If you are raising him you ARE his dad. But he has a biological father too. His bio dad was not able to raise him because he was not able to put the son's needs above his own.
Our son. was adopted at 3 and his biological parents were not able to put his needs above their own.
Although he knew when he came to us, that he had had another family (actually two because he was fostered) it would be easy for him to forget his past as he has been with us almost two and a half years -almost half his life.
It is important to me he always knows his story, in age appropriate details, no surprises, even the bad stuff.
His life cannot be built on a lie because if so, when it is found out, it could undermine all he has learnt about the world.
Would you like to adopt your son legally? Either way I suggest you talk to your partner. Find some useful info on line about the importance of no secrets and no big reveal. Make sure she knows her ex is no threat to you, just part of your son's make up.
I strongly suggest you get a session of appropriate counselling in how to tell, then tell your boy, with his mum, followed at a suitable time by telling his brother. Even if a baby just make sure it is all normal family life.
A key thing is you chose your son, when you chose his mum, or chose to be his parent when you met his mum and became a family. But you need the right language for this and to keep it simple age appropriate.
I think it would be helpful for your son to see pictures of his bio dad too and for you to ensure there is no animosity/jealousy from you in this. This man is part of your partners past but part of your sons generic make up.
IMHO it is VERY important neither you nor his mum bad mouth his bio dad! Because his bio dad is part of his identity.

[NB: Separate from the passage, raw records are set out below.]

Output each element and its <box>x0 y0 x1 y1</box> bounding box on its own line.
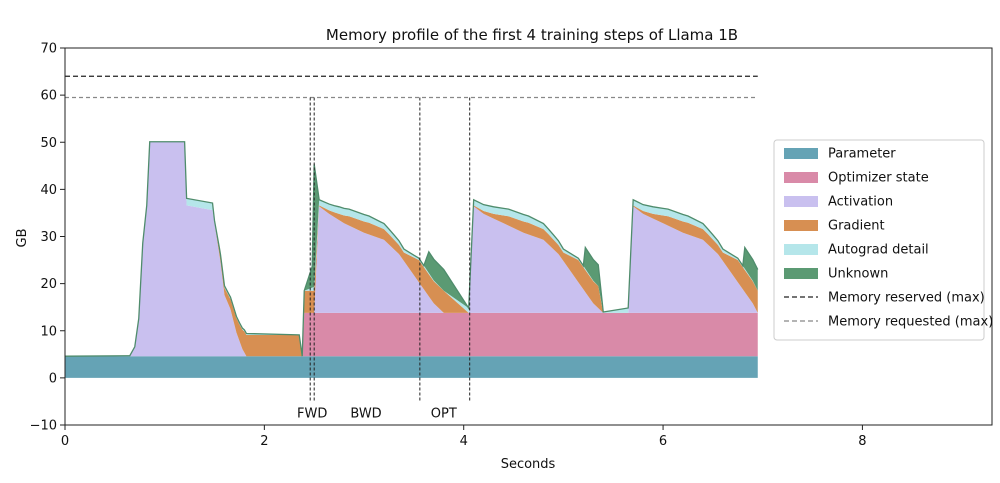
y-tick-label: −10 <box>30 419 57 434</box>
y-tick-label: 50 <box>40 136 57 151</box>
x-tick-label: 6 <box>659 434 667 449</box>
legend-swatch-autograd-detail <box>784 244 818 255</box>
legend-label-autograd-detail: Autograd detail <box>828 243 929 258</box>
y-tick-label: 20 <box>40 277 57 292</box>
legend-label-gradient: Gradient <box>828 219 885 234</box>
y-axis: −10 0 10 20 30 40 50 60 70 <box>30 42 65 434</box>
legend-swatch-parameter <box>784 148 818 159</box>
legend-swatch-activation <box>784 196 818 207</box>
y-tick-label: 40 <box>40 183 57 198</box>
annotation-bwd: BWD <box>350 406 381 421</box>
y-tick-label: 30 <box>40 230 57 245</box>
y-tick-label: 60 <box>40 89 57 104</box>
legend-swatch-gradient <box>784 220 818 231</box>
legend-label-parameter: Parameter <box>828 147 896 162</box>
legend-label-activation: Activation <box>828 195 893 210</box>
legend-label-memory-requested-max: Memory requested (max) <box>828 315 993 330</box>
annotation-fwd: FWD <box>297 406 327 421</box>
legend-label-optimizer-state: Optimizer state <box>828 171 929 186</box>
y-axis-label: GB <box>15 229 30 248</box>
reference-lines <box>65 75 758 99</box>
x-tick-label: 4 <box>460 434 468 449</box>
area-parameter <box>65 356 758 378</box>
x-tick-label: 2 <box>260 434 268 449</box>
legend-label-unknown: Unknown <box>828 267 888 282</box>
x-axis-label: Seconds <box>501 457 556 472</box>
y-tick-label: 70 <box>40 42 57 57</box>
x-tick-label: 8 <box>858 434 866 449</box>
stacked-areas <box>64 141 759 378</box>
total-outline <box>64 141 759 357</box>
legend-box <box>773 139 985 341</box>
legend: Parameter Optimizer state Activation Gradie… <box>773 139 993 341</box>
area-optimizer-state <box>65 312 758 357</box>
legend-label-memory-reserved-max: Memory reserved (max) <box>828 291 985 306</box>
area-activation <box>65 141 758 357</box>
y-tick-label: 0 <box>49 371 57 386</box>
phase-annotations: FWD BWD OPT <box>297 406 457 421</box>
annotation-lines <box>309 97 471 402</box>
x-tick-label: 0 <box>61 434 69 449</box>
legend-swatch-unknown <box>784 268 818 279</box>
chart-title: Memory profile of the first 4 training s… <box>326 26 738 44</box>
y-tick-label: 10 <box>40 324 57 339</box>
x-axis: 0 2 4 6 8 <box>61 425 867 449</box>
annotation-opt: OPT <box>431 406 457 421</box>
legend-swatch-optimizer-state <box>784 172 818 183</box>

It is sad bio dad could not cope but it is reality, and another part of reality is you are dad too, dad who is there, dad who does things for him, even if you are not genetically related to him.
Just as I am not genetically related to my son but I am still mum, my Dh is dad, our birth dd is sister and our son is our son.
Having said all this of course if you split up from his mum, ever, you remain dad, so adopted or not I do hope this is a life time commitment, as all parenting is.